When I was sixteen, I bought a Ouija board with a friend in our naïve attempt to understand the spirit world. But we received little in return. No matter the questions, whether opened or closed, the planchette with its magnified eye shuddered under our fingertips to “No,” and stayed there. Again and again, going nowhere, the center of the “o” enlarged and bloated like a doorknob, a tunnel, the endless cavern of an open, silent mouth.
Some are haunted by versions of themselves.
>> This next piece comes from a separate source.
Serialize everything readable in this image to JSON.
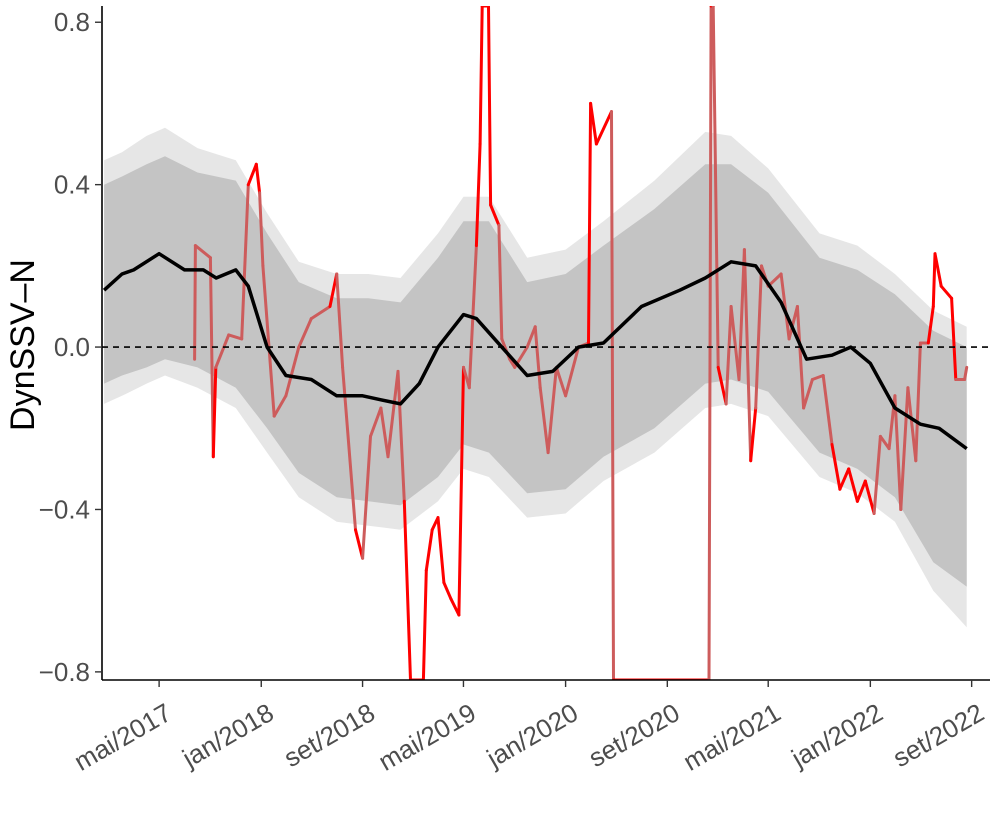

How do I explain this? There are different kinds of ghosts. The ones that haunt from the outside and the ones that haunt from within. The ghosts that one learns to live with: who you were then, who you’ve become, that person you’ll never be—all of these selves follow you around like a shadow, creep along the walls like a spider, always lingering, always lurking, always there.
My mother never told me that she was haunted. But when I was thirteen, wanting to go for an evening walk in the neighborhood, she told me a story. She was my age when she was riding her bike in the neighborhood and a truck appeared with its headlights beaming, casting her long shadow before her—an echo of her body, the trace of her life stretched as thin and sharp as a spindle. I think about those same motions, of her feet cycling up and down, the wheels spinning over and over, and how after she found somewhere safe to hide, she still needed to head back home. How when she remembered that story, passing it down to me, her hands kept turning and turning, frantically pedaling, even after all those years.